"If your loss is truly a loss, you had nothing to gain. If you gained something from what you lost, you had nothing to lose."
Have you ever lost anything of any real value to you? How about a loved one through the loss of a relationship or death? What do you remember about the experience? How do you remember that person? These are some loaded questions, especially for those who gained nothing from their loss. Over the last few years, I have been really close to some real tragedy: death, divorce, separation from family--cutting off and being cut off, mental illness, ALS, addiction and stupidity. [Okay, stupidity may not count to you, but I think it should be listed in the DSM (the encyclopedia of mental illness, disturbance and disorder that the psychiatric professionals use to diagnose patients), cuz it's a REAL issue for far too many folks. But that's another blog. We'll get to that one at a later date. I promise!] I have seen these diseases and situations build as well as tear down, and the difference between loss and gain is perspective. How do you see your situation? Do you allow it to tear you down or do you learn from it and become stronger? Let's look at loss and focus on gain for a change.

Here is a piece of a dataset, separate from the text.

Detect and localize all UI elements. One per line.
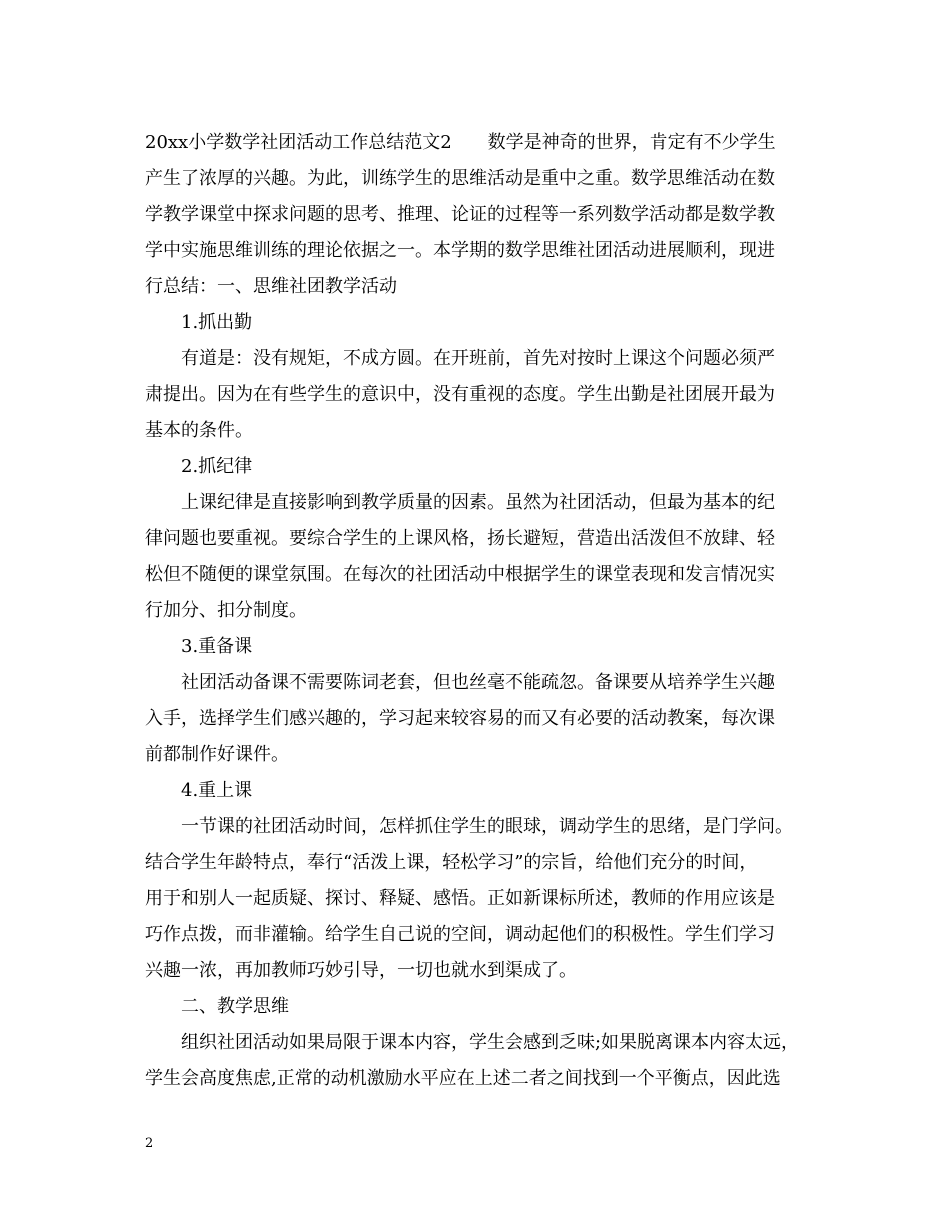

You can go through a loss and accept what you cannot change. If you do this, you will have gained from your loss because it will leave you mentally and emotionally stronger. The problem with loss is that most people don't understand the healthy process of grief. Years ago, Elizabeth Kubler-Ross, a legend in the study of near death experiences and bereavement, defined the five stages of grief (denial, anger, bargaining, depression, acceptance), and did a great job of it. Acceptance is the goal in any loss, and if you reach it, you will be able to move on with your life without the rest of it being molded around the loss. On the other hand, if you never accept the loss, you will grieve it for the rest of your life and everything you do will be stained by it. If everything is stained, you will never see any gain, and YOUR life will have truly ended with that loss. Sometimes the pain overshadows the gain.

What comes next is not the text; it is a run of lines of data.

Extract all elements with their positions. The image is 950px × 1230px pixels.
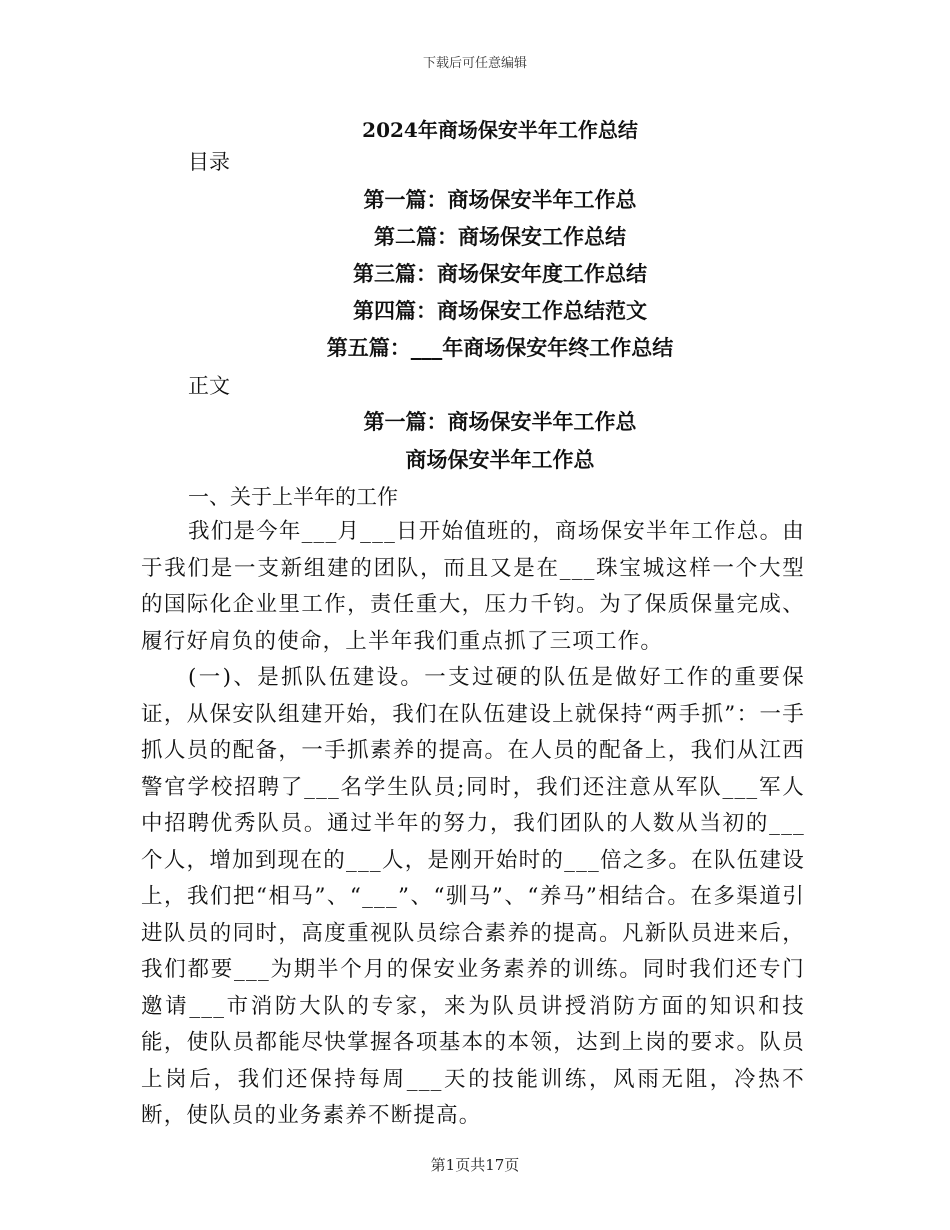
toc-item: 第五篇：___年商场保安年终工作总结	[326, 335, 674, 360]
toc-item: 第一篇：商场保安半年工作总	[363, 187, 637, 212]
document-title: 2024年商场保安半年工作总结	[362, 118, 638, 142]
toc-item: 第二篇：商场保安工作总结	[374, 224, 626, 249]
section-subheading: 商场保安半年工作总	[405, 447, 595, 472]
page-indicator: 第1页共17页	[430, 1156, 520, 1174]
toc-label: 目录	[188, 150, 230, 174]
section-heading: 第一篇：商场保安半年工作总	[363, 409, 637, 434]
body-paragraph: 我们是今年___月___日开始值班的，商场保安半年工作总。由于我们是一支新组建的团队，而且又是在___珠宝城这样一个大型的国际化企业里工作，责任重大，压力千钧。为了保质保量完成、履行好肩负的使命，上半年我们重点抓了三项工作。	[141, 519, 805, 654]
header-note: 下载后可任意编辑	[422, 56, 527, 71]
body-label: 正文	[188, 374, 230, 398]
toc-item: 第四篇：商场保安工作总结范文	[353, 298, 647, 323]
body-paragraph: (一)、是抓队伍建设。一支过硬的队伍是做好工作的重要保证，从保安队组建开始，我们在队伍建设上就保持“两手抓”：一手抓人员的配备，一手抓素养的提高。在人员的配备上，我们从江西警官学校招聘了___名学生队员;同时，我们还注意从军队___军人中招聘优秀队员。通过半年的努力，我们团队的人数从当初的___个人，增加到现在的___人，是刚开始时的___倍之多。在队伍建设上，我们把“相马”、“___”、“驯马”、“养马”相结合。在多渠道引进队员的同时，高度重视队员综合素养的提高。凡新队员进来后，我们都要___为期半个月的保安业务素养的训练。同时我们还专门邀请___市消防大队的专家，来为队员讲授消防方面的知识和技能，使队员都能尽快掌握各项基本的本领，达到上岗的要求。队员上岗后，我们还保持每周___天的技能训练，风雨无阻，冷热不断，使队员的业务素养不断提高。	[141, 665, 805, 1128]
toc-item: 第三篇：商场保安年度工作总结	[353, 261, 647, 286]
section-1-title: 一、关于上半年的工作	[188, 485, 398, 509]
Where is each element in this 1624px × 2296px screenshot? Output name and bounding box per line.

Well, how could one possibly gain from a loss, you ask? In a death situation, think of how you benefitted from knowing that person. What was his or her legacy? What things leave you with a positive memory of him/her? Don't let him/her die in vain. If the person was a positive person, would he/she want you grieving for the rest of your life? If the person died of an illness, would he/she want you to remember the illness and suffering or him/her as a person? Was there a project or a cause that he/she believed in? Don't let the cause die with him/her. Take on the cause as a tribute--of course, only if you, too, believe in it. Carry on! If you do, that will be a gain. If the person was someone who made you and others laugh, continue to laugh; that's what he/she would want. How do you gain from that? Laughter is truly the best medicine in any situation. Gain the power of laughter. When someone else wants to wallow in the sorrow, bring up something the loved one liked or did that was funny. I guarantee you, someone is going to walk away from that remembering the positivity the loved one contributed to the lives of others--not as the shameful loss of a good person, but rather as a benefit of having known him/her.

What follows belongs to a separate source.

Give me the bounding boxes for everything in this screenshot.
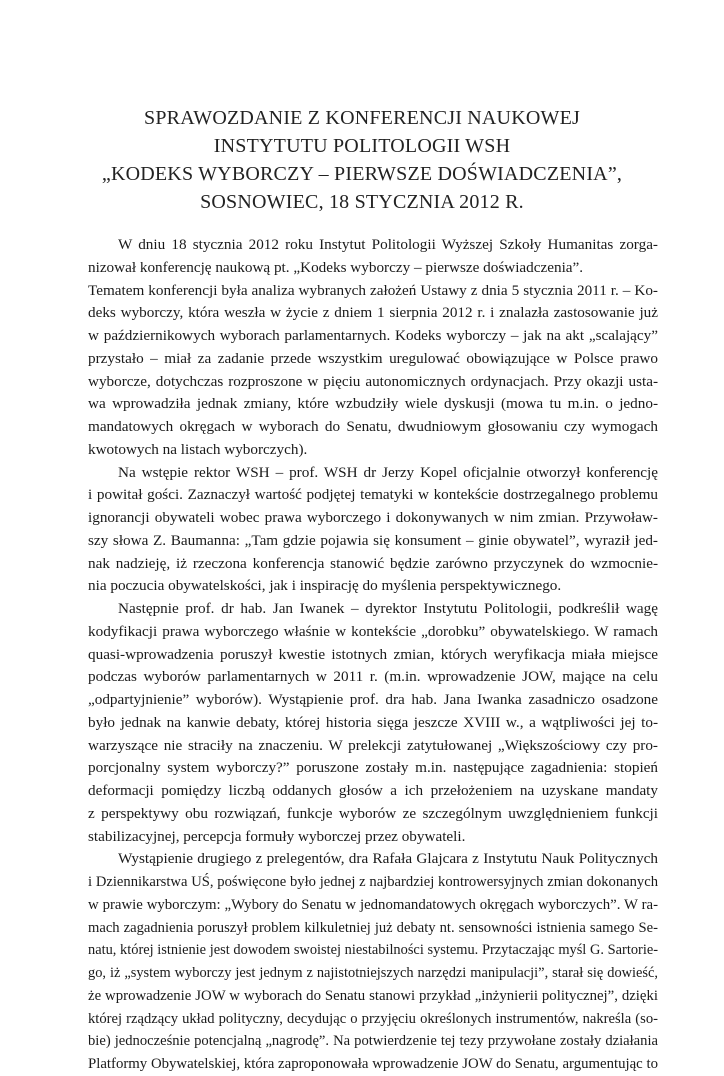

In a divorce or break-up, take from the relationship that which made you stronger, happier, more positive, etc. Take from it that which made YOU a better person, and use that to shine in other situations. If there was nothing that made you better, learn that you need to stay away from relationships like that!! Take that which made you better, and LEAVE that which weakens you and makes you fiend for that particular relationship. Let the negative walk out with the mate. And, for God sakes, stop taking every break-up so damn personally! Yes, it hurts like hell at times, but that doesn't mean you could have (or even should have) done anything to prevent the break-up from happening. Sometimes people split up because they are just too different to stay together! Separation from another person doesn't mean you're all messed up. Maybe you needed to go. Maybe your now ex-partner needed something you didn't know he/she needed; it wasn't YOUR responsibility to give it to them (as you can tell, I'm real tired of hearing people blame themselves when someone else walks away; real tired. Stuff happens to all of us that we have no control of or responsibility for.) Maybe YOU couldn't grow with that person in your life, so GOD HIMSELF removed the obstacle out of your way because He knew YOU would have never done it on your own. Maybe HE wanted to see you live, but YOU kept giving up your life in a dead situation that would have ultimately annihilated you spiritually, mentally, emotionally and physically in the end. After grieving a break-up, if grief is necessary, take back your life and learn to live it again. Trust me, I've been through several, and I am truly a happy camper! Sometimes, too happy!! The first few break-ups helped me to understand that sometimes I choose the wrong people, and other times I'm wrong for those who choose me, but regardless of the situation, no break-up is designed to end my life.
PERSPECTIVE is what separates gain from loss, loss from gain. How do you choose to see the loss? But remember: perspective absolutely has to be founded on truth! You can't just believe what you want to believe, or tell yourself whatever you have to tell yourself to get through because that would be a lie. Truth is what sets you free from all things that get you tied up. You will NEVER gain from perspective built on a lie or glamorization, so keep it real. Don't let pain rob you of your gain. Take your gain and build life, love and legacy from it.